I would make the same appeal to labor. I want them also to feel that this is their business. Should Germany win, God help labor! ["Hear, hear!">[ It will come out of it worst of all. The victory of Germany will be the victory of the worst form of autocracy that this world has seen for many a century. There is no section of the community has anything like the interest in the overthrow of this military caste which labor has—["Hear, hear!">[—and the more they realize that, difficulties will vanish, obstacles will go, and bickerings and slackness. We have to get to work as one man to help to win a triumph for democratic free government against the autocratic systems of Germany and Austria. [Cheers.]
Now, I should like to say one or two words beyond what I said yesterday on this particular aspect of the business. I have had the privilege, both yesterday and today, of meeting some of the leading representatives of labor in Manchester and Liverpool. And let me say this: As far as the official representatives of organized labor are concerned, we have had nothing but help. The difficulty has been when you get beyond.
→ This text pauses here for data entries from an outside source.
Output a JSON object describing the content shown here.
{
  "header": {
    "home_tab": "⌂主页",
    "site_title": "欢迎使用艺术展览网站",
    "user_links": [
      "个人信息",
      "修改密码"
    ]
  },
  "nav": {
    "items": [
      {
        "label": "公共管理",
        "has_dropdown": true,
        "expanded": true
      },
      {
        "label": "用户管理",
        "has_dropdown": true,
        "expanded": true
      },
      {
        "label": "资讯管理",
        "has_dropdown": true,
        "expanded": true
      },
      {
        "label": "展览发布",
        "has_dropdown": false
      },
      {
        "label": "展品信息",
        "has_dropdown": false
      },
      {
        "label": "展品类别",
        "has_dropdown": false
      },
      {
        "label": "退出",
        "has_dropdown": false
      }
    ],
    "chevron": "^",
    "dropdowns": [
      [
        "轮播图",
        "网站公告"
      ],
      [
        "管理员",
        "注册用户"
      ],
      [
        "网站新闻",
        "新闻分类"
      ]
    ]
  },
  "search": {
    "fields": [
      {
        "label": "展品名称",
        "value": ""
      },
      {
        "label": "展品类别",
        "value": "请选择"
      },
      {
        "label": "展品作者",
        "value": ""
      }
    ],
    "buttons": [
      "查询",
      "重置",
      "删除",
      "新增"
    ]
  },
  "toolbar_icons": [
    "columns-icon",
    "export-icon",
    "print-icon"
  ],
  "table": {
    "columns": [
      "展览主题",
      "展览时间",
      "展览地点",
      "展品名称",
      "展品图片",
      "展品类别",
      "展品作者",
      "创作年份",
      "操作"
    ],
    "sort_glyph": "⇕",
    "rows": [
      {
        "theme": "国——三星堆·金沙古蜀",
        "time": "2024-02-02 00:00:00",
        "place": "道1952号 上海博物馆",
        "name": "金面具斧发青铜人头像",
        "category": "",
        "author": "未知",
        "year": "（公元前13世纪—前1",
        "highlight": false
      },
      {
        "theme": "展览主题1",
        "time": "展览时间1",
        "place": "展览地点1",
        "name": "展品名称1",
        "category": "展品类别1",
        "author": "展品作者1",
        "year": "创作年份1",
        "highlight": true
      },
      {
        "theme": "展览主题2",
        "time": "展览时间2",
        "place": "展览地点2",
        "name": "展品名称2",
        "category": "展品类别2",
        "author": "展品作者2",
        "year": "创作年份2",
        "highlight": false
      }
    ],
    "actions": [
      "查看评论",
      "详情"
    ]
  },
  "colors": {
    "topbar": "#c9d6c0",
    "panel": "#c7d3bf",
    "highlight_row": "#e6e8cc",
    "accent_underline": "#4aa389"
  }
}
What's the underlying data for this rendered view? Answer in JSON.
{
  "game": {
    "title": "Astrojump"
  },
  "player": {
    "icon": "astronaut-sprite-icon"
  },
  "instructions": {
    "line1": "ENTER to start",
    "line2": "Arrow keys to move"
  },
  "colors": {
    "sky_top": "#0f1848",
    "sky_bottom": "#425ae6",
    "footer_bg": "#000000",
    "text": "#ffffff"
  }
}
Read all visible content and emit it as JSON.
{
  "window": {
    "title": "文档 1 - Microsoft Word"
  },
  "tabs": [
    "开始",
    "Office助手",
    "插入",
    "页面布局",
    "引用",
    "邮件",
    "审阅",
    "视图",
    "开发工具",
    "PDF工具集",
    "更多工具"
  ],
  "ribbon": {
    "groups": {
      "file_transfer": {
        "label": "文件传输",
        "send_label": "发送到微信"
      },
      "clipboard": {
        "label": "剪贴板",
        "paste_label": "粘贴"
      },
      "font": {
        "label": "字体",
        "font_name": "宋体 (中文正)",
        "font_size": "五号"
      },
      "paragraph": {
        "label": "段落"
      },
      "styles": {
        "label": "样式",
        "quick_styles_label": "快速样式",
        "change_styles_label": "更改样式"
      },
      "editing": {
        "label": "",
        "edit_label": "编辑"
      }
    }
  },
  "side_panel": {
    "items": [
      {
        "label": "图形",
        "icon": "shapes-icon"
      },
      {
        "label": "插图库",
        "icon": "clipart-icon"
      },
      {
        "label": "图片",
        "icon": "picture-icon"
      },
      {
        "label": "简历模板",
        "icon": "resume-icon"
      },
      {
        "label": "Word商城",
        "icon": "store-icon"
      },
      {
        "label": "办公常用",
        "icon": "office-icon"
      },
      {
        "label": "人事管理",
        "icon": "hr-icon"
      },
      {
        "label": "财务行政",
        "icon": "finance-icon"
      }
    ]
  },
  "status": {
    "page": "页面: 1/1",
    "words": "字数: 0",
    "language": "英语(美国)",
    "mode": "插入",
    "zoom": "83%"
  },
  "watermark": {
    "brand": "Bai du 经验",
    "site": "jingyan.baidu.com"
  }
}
I am not saying a word about trade-union regulations during a period of peace. I have no doubt they were essential safeguards to the protection of labor against what otherwise might have been a serious interference with their rights and with their prospects. But as I have already pointed out to you, Government regulations have to be suspended during the period of the war because they are inapplicable in a time of urgency. The same thing applies to many trade-union regulations and practices. ["Hear, hear!">[
The first I should like to call attention to are those rules which had been set up for very good reasons to make it difficult for purely unsullied men to claim the position and rights of men who have had a training—that is true in every profession.
I happen, my Lord Mayor, to belong to about the strictest trade union in the world—[laughter]—the most jealous trade union in the world. If any unskilled man—and by an unskilled man we mean a man who has not paid our fees—if any man of that sort, however brainy he was, tried to come in and interfere with our business, well, we would soon settle him. [Laughter.] But if during the period of the war there were any particular use for lawyers—[laughter]—if you find that upon lawyers depended the success of the war, and it requires a good deal of imagination; even my Celtic imagination will hardly attain to the exalted height—[more laughter]—but if that were possible for a moment, do you suppose that even the Incorporated Law Society, the greatest and narrowest of all trade unions, could stand in the way of bringing in outside help in order to enable us to get through our work?
Well, now, the same thing applies here. If all the skilled engineers in this country were turned on to produce what is required, if you brought back from the front every engineer who had been recruited, if you worked them to the utmost limits of human endurance, you have not got enough labor even then to produce all we are going to ask you to produce during the next few months. Therefore, we must appeal to the patriotism of the unions of this country to relax these particular rules, in order to eke out, as it were, the skill, to make it go as far as it possibly can go, in order to enable us to turn out the necessary munitions of war to win a real and a speedy triumph for our country in this great struggle.
Now, the same thing applies to the work of women in the factories. There is a good deal of work now done by men, and men only, in this country which is done in France at the present moment in shell factories by women. Why is that? They have not enough men to go round. The men are working as hard as they can, for as long hours as they possibly can support, but in spite of that they would not turn out a sufficient number of shells and other material of war without doling out a good part of the work to women in those factories. Well, now, if there are any trade-union regulations to prevent the possibility of that being done, I hope during the period of war these will be suspended. ["Hear, hear!">[
Now, I am coming to another thing—and I am here to talk quite frankly—it is very much better to do so. ["Hear, hear!">[ There must be no deliberate slowing down of work. I have had two or three very painful cases put before me. One was from an arsenal upon which we were absolutely dependent for the material of war. There was a very skilled workman there who worked very hard and who earned a good deal of money. He was doing his duty by the State. He was not merely warned that if he repeated that offense he would be driven out, I am not quite sure that he was not actually driven out.